Players take turns as the runner, and their teammates must write accurate factorization and express the problem in algebraic form on the flags.

“Not only do they have to have all the math correct, they have to get the running correct. It’s a lot of work,” said Courtney Vahle, a graduate student in math education and athletic director for a Flagway league in Alton, Illinois.

Vahle’s program brought two teams to the national tournament, and one of those teams won. Teams from Alton won in the previous two years, making them the undefeated champions for the tournament’s three-year history. That’s not because their teams are stacked with math prodigies, though.

“A lot of these kids were chosen because they expressed, on a survey we did, math anxiety,” said math professor Greg Budzban, who started the Alton league. The survey included questions like: 

  • If you can't solve a math problem quickly, do you give up?
  • Do you enjoy playing games where you can be active (tag, basketball, etc.)?
  • Would you be interested in trying something other than a traditional math class?

“We’re looking for students that the physical engagement piece is something that attracted them,” said Budzban, who is dean of the College of Arts and Sciences at Southern Illinois University Edwardsville. All of the students who applied were accepted. He said that on pre-tests, almost none of the Alton students knew the math skills involved in Flagway, such as finding least common multiples or greatest common factors.
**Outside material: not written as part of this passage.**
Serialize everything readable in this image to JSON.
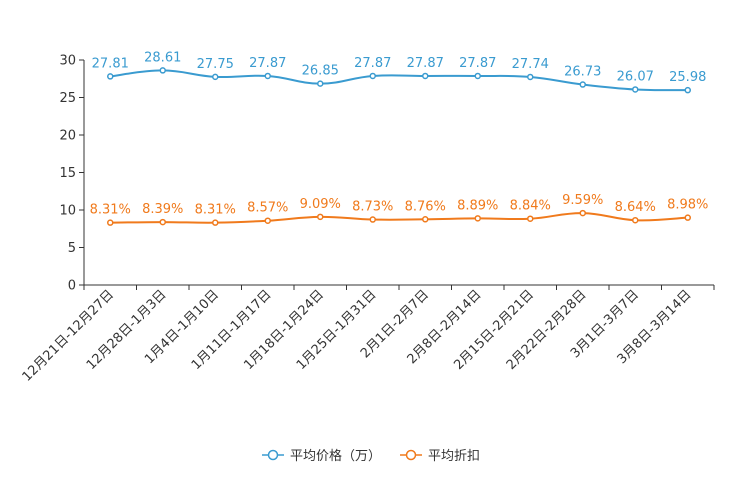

On post-tests three months later, many students earned perfect scores.

In a 2009 case study in Chicago, the high school and college students who served as Flagway coaches also reported having increased flexibility with numbers as a result of the game. In Alton, a semester-long training for those coaches plays a role in the younger students’ success, according to Budzban. But he also attributes the positive effects of Flagway to the game itself.

“Translating the abstract mathematics into competition and movement helps (students) sort of embody the learning,” he said. “You’ve got more neural pathways that are involved.”

Indeed, researchers studying “embodied cognition” have found that when physical movement is incorporated into the learning process, it can have positive effects on math and reading comprehension. In the case of Flagway, those effects may come not only from physiology, but also the excitement of the competition.

“If I had a bunch of kids sitting after school, and I gave them worksheets of prime factoring integers for two hours, they would check out in the first five minutes,” said Budzban. “There would be literally zero engagement in that activity. But these kids have been doing this for months. That kind of ability to keep them engaged, to keep them motivated, and actually doing mathematics — there’s nothing quite like that.”

2019 National Flagway Tournament in Washington, DC
Students in a team solve math problems during the tournament. (Kara Newhouse for MindShift)

Teamwork

Parents at the national tournament echoed Budzban’s words about Flagway.

“It gets our kids (looking) forward to doing math problems,” said Jillian Hughes, whose daughter, Jenayah Rose, competed with a team from the Mandela Residents Cooperative Association Youth Center in Boston.

Hughes said that playing Flagway also reduced the amount of arguing that happens among kids at the youth center. According to Maisha Moses, executive director for the Young People’s Project, teamwork is a critical component of Flagway. While activities like math olympiads offer high-performing math students the chance to compete in teams, such opportunities are rare for students who struggle with math.

“The typical remediation model is you work one-on-one with a tutor, you’re off by yourself,” said Moses. “Through Flagway, you can come together and build community and build a team around doing math together.”

Christian Greene, one of Ellie Snyder’s teammates from Mansfield, put it this way when describing Flagway: “It’s a family thing.”

And how does Ellie feel about math just four months after joining the Flagway team?

“It’s my favorite subject,” she said.